In my pre-ALS life I ate well. Not always healthy, but well. I love a good cheese steak. New York pizza is the best (sorry Chicago, but your hot dogs rock!). There's an incredible steak and seafood restaurant in King of Prussia, PA that I used to visit on every trip. And I'd walk barefoot on broken glass for a good cheeseburger and a chocolate shake.
When I was home, I loved to cook. And I always tried to cook healthy. Cooking Light magazine was always on the countertop (ask Linda about the microwave chocolate pudding recipe). Crab cakes, Filet Mignon, Smoked BBQ Ribs, broiled Haddock, massive Saturday breakfast omelettes, beef stew and chili. I loved cooking.
In my post-ALS world, based on discussions with my ALS clinic team, I focused on fat and plumping up. Mass General had done a study that showed patients with ALS survived longer if they kept or even increased their weight. So, the double cheeseburger became (and remains) my best friend.
It wasn't until I got my feeding tube in January of 2014 that we came to the realization that what goes in your pie hole (or MIC-KEY button) matters. For regular readers of this blog I'll spare you from repeating the story. The bottom line is, we discovered the formula I had been prescribed was junk. Corn syrup, non-organic soy milk, more forms of sugars to serve as a cheap source of carbohydrates and man made vitamins.

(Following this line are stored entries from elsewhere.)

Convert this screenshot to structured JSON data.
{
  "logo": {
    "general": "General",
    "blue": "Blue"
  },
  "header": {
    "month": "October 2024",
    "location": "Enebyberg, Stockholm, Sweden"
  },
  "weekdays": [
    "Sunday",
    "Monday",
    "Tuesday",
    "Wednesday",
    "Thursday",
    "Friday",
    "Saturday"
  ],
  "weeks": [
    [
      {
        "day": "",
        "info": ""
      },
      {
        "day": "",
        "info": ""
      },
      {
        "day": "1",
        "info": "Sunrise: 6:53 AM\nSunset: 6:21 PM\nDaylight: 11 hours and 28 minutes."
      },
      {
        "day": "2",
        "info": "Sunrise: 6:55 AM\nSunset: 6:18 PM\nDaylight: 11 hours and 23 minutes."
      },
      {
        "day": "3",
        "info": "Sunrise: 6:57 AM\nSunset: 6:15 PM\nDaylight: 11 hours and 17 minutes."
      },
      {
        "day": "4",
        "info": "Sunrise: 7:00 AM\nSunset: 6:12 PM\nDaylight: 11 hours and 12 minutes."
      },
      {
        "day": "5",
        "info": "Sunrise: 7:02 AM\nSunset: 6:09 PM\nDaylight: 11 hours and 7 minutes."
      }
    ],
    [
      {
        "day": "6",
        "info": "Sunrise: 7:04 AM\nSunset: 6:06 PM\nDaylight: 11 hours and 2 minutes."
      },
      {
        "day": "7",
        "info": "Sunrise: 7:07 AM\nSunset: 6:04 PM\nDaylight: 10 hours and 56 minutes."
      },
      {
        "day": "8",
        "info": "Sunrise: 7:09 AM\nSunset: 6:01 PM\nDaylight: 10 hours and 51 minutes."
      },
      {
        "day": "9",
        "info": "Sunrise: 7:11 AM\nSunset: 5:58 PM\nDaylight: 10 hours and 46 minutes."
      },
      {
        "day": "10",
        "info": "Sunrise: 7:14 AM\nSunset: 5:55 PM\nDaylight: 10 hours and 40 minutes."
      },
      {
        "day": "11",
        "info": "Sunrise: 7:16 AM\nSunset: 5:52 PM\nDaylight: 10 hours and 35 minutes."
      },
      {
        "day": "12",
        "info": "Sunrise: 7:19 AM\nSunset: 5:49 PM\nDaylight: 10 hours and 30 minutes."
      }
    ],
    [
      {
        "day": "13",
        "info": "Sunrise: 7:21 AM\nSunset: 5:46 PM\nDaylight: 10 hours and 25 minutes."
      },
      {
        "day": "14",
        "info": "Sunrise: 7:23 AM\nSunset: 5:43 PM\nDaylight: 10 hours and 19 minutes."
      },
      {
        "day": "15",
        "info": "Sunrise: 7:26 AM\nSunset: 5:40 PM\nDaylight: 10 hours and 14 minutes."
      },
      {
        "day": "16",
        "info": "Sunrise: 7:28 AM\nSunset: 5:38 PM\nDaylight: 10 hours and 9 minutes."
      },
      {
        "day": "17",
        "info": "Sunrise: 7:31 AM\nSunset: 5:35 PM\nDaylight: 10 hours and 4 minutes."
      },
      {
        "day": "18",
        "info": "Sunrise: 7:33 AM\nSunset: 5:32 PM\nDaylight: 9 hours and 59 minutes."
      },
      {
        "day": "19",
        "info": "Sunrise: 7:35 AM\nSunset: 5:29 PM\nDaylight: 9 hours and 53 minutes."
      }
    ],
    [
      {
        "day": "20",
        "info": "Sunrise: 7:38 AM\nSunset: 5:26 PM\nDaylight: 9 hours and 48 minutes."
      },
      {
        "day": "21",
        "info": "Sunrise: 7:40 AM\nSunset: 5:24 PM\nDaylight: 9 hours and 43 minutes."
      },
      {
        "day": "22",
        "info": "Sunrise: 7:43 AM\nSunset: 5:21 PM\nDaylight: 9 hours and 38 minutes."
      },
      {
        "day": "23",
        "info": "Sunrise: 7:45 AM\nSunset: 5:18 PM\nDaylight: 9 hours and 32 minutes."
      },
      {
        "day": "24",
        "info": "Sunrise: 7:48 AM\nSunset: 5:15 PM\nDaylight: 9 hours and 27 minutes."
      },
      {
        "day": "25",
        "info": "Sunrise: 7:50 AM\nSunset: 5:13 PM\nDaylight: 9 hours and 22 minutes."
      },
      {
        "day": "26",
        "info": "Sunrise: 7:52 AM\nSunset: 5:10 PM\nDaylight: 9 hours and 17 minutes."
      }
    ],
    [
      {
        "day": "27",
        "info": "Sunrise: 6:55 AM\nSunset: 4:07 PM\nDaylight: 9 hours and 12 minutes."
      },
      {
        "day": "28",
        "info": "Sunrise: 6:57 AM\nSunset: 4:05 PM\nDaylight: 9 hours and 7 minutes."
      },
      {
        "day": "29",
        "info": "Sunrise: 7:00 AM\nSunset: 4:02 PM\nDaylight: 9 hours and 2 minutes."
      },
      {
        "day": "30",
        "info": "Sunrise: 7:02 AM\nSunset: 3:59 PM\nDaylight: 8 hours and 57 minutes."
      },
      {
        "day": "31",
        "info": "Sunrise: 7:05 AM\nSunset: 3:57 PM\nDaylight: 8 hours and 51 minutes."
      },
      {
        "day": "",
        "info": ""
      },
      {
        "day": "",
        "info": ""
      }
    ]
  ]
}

Sugar isn't good for you...and it's everywhere.
I'm by no means a card carrying vegan but, for those who don't believe me consider this:
Start with some basic metric conversion. 4 grams equals 1 teaspoon of granulated sugar. There are 13 grams of sugar in an 8 ounce cup of low fat milk. So that glass of milk you just served your 8 year old had the equivalent of 3.25 teaspoons of sugar in it. And no one is saying you shouldn't drink milk.
It gets better. Applesauce is good, right? A small serving cup of Mott's applesauce contains 23 grams of sugar. That's 5.75 teaspoons of sugar. Kellogg’s Smart Start Strong Heart, Toasted Oat sounds healthy. A 1 1/4 cup serving (and who eats that little?) has 17 grams of sugar sugar or 4.25 teaspoons (and that's if you don't reach for the sugar bowl). I know! Yogurt! It comes in small containers and is definitely healthy. Let's look at a 6 ounce container of Yoplait Thick & Creamy Yogurt, Strawberry. Hmm...28 grams of sugar. Teaspoon equivalent: 7 teaspoons.*
Let's go get a burger. 2.5 teaspoons of sugar in a Quarter Pounder with cheese. 19.25 in your chocolate shake (no surprise). The good news is there's no sugar in the fries, so supersize it!**
Yes folks, sugar is everywhere. Obesity and diabetes are on the rise. Think I'm just a nut? Check out this article from Bloomberg titled "Here’s how much sugar consumption is hurting the global economy", about a recent report from Morgan Stanley analysts. An excerpt:
"Sugar may not be so sweet when it comes to the effects on the world economy.
That’s the conclusion of Morgan Stanley analysts in a new research report. They say that because health is a key driver of economic growth, rising diabetes and obesity rates cloud the outlook in both emerging markets and developed economies. Sugar consumption is one major culprit behind such health problems — making it a liability for global output. "
Morgan Stanley doesn't have an environmental left wing whacko agenda. They're money guys. Their analysts, and I've met some, do deep research before they publish a report. If they are recognizing there's a sugar related health problem, it's real.
The science is in folks. Sugar is a time bomb we all ingest in delicious, bite sized morsels manufactured by a food industry who knows our inner most gastronomic desires. They spend millions on product research to put the right amount of sugar in processed foods so we crave more. They call it "the bliss point".
Which brings us back full circle to ALS and the millions of people around the world who get their nutrition via feeding tubes. It's become accepted as fact that the formulas which Nestlé, Abbott and others make with cheap ingredients for incredibly high profit margins is a substitute for real food.
And why not? Their marketing machines have convinced clinicians across all disciplines that it a viable substitute. For institutional use it has a long shelf life. It's easy to administer for front line staff.
But is it the right thing to do, especially for our sick and elderly? Linda says, and she's correct, if she called our doctor and said she was going to start feeding me Karo syrup, soy milk, cane sugar and liquid children's vitamins he would call social services.
Patients need three things when it comes to enteral nutrition:
- They need education on nutrition. Before we did our research, we were blissfully ignorant.
- They need full disclosure of what is in their new source of nutrition.
- They need choice. There are options available from blenderizing your own meals at home to prepared, organic whole foods formulas like Liquid Hope.
For ALS patients, nutrition matters. Please do your homework.